Dear Allen and Gang:
I've just sent in my 2 cents to Ferling on the subject of Gregory's poesy: as follows: “I think that Gregory Corso and Allen Ginsberg are the two best poets in America and that they can't be compared to each other. Gregory was a tough young kid from the Lower East Side who rose like an angel over the rooftops and sang Italian songs as sweet as Caruso and Sinatra, but in
words
. ‘Sweet Milanese hills' brook in his Renaissance soul, evening coming on the hills. Amazing and beautiful Gregory Corso, the one and only Gregory the Herald. Read Slowly and see.”

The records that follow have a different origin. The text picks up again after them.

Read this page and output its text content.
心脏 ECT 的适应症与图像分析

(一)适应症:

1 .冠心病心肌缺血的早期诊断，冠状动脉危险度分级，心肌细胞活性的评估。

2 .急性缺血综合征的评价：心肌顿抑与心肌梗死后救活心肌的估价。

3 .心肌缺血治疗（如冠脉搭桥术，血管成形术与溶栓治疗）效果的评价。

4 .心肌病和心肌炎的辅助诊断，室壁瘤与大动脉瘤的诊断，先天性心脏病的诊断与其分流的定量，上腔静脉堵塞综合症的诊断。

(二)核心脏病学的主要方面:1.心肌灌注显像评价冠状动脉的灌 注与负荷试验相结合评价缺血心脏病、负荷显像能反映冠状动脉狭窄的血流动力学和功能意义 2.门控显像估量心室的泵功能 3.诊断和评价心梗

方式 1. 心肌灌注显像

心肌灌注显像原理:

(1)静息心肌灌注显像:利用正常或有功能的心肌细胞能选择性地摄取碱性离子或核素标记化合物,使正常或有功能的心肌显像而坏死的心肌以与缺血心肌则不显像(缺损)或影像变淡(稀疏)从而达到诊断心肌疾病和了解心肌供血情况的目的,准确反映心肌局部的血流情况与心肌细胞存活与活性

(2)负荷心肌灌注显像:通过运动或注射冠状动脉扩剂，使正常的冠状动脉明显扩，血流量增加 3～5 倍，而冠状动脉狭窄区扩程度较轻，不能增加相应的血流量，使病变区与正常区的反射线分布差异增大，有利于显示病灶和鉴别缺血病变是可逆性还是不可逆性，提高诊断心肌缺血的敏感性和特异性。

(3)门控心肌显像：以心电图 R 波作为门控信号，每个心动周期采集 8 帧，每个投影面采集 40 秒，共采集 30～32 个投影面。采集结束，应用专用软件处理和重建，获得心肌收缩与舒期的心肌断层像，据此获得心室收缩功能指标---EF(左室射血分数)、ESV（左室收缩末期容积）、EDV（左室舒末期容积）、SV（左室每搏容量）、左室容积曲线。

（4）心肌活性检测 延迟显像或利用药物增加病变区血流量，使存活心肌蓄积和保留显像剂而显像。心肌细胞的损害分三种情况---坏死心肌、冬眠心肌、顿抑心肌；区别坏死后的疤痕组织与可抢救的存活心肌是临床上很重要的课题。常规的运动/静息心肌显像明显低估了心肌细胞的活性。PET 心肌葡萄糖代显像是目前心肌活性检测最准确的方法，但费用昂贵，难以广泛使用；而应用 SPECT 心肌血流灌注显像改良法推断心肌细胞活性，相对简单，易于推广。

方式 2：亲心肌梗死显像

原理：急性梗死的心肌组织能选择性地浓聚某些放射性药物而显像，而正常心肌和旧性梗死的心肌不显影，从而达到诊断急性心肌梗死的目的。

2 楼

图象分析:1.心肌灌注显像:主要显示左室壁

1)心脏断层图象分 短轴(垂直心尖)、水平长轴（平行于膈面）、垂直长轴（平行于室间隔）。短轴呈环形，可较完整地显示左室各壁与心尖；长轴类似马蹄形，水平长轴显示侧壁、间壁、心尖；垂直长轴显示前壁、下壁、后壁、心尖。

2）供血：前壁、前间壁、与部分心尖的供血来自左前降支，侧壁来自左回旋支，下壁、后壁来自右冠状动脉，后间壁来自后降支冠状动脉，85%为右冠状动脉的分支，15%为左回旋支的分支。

(Okay?) As you know, (or do you?) Ferling asked for my
Blues
from Sterling and we mailed them to him. I told Ferling if he follows up to call my book
Blues
. . . nice sequence,
Howl, Gasoline, Blues
!!! Meanwhile I typed up “Zizi's Lament” and sent it to Don Allen, who crossed me in the mail with your preface to
Gasoline
which is alright, in fact rather good . . . especially “hip piss.” So all's swinging . . . but here (I think, I hope) is the truly great news: I wrote a play, a three-act play for Broadway or off-Broadway,
one
, definitely Leo Garen will produce it in his 2nd Avenue Yiddish theater but we also have Lillian Hell-man and big producers on the line, big press agent Joe Lustig who is also going to organize such immense poetry readings in the Spring that it will be worth all your whiles to come home early Spring and do it . . . he wants to do it with jazz and I'm going to tell him definitely to play a number, let a poet read a poem, play a number, let a poet read a number, but NOT mix up jazz and poetry together like SQUARE OF SAN FRAN. Joe will take all our advice, he is nice Yiddish saint, in fact Allen you must ally yourself with him and advise him, to have people like Chas. Olson and Gary [Snyder] read instead of Richard Howard and Popa Ididoud. (tho he sounds like he might be interesting.) The play will be called
Beat Generation
130
and is only the beginning . . . meanwhile too Leo Garen is eager to see Gregory's plays . . . you can reach this mad little (director) cat thru Joyce Glassman, 65 West 68, get on ball. Plays! Productions! Leaping from the author's box to the stage to make flower speeches! Homburgs! Operas! Red linings to black cloaks! Millions! Money! Cunts!—Drunk on the Bowery like Jack Dempsey! Falling on our head with Stanley Gould in the Ritz! Early morning whiskey sours in the White Horse! Throwing garbage pails at Caitlin Thomas! Kissing the feet of Nuns!—Do you rats realize that the Fathers of St. Francis of Assisi church 34th Street New York are actually saying a Mass for my spiritual and temporal welfare, at the request of two secret Dostoevskian nuns in a Connecticut monastery, because of what I said on TV? I wrote my play in 24 hours, no less, couldn't sleep till it was done, there.—all argues in favor of spontaneous. Here's the big news I wanted to say: ALLEN! you will play Allen Ginsberg in the play! rush to NY and become big actor, scream Rimbaud on the stage, sprawl between the Bishop's mother and Aunt in Neal's imaginary living room! it's all about the Bishop Night, preceded by a day at the races and a first-act scene in Al Sublette's kitchen with big Al Hinkle and little Charley Mew! A Comedy! the dialog pours like waterfall across the pages!—big part for Peter as Peter, Peter singing “can't recall the hours, flowers” (Peter please send me title and words of that tearful rock and roll number so I can insert it in playscript in time for big producers to understand with cigars in mouths *—big part for Peter finally Peter Allen and Jack start screaming holy holy holy in front of Bishop . . . I have ah hunch I've re-done the American Theater with this one . . . it's not even typed! I just finished it! Leo Garen is driving to Florida to see it! Airplanes are flying overhead!—When I get back N.Y. around New Year I'll take up business on Burroughs manuscript, meanwhile Don Allen has it, I had Joyce Glassman call Philip Rahv, answer forthcoming . . . Peter's gazelle on Moon beautiful . . . all beautiful, Gregory, Allen, all . . . My latest poem is: “Flesh the payer/spirit bills.” (I call them little ones “Emilies”)—Very latest poem: “I wooed her with the soft young glue.”—ooo—(meaning America, me young once). I wrote a poem “Too ashamed to show my asshole to Jesus Christ” and next day I had piles.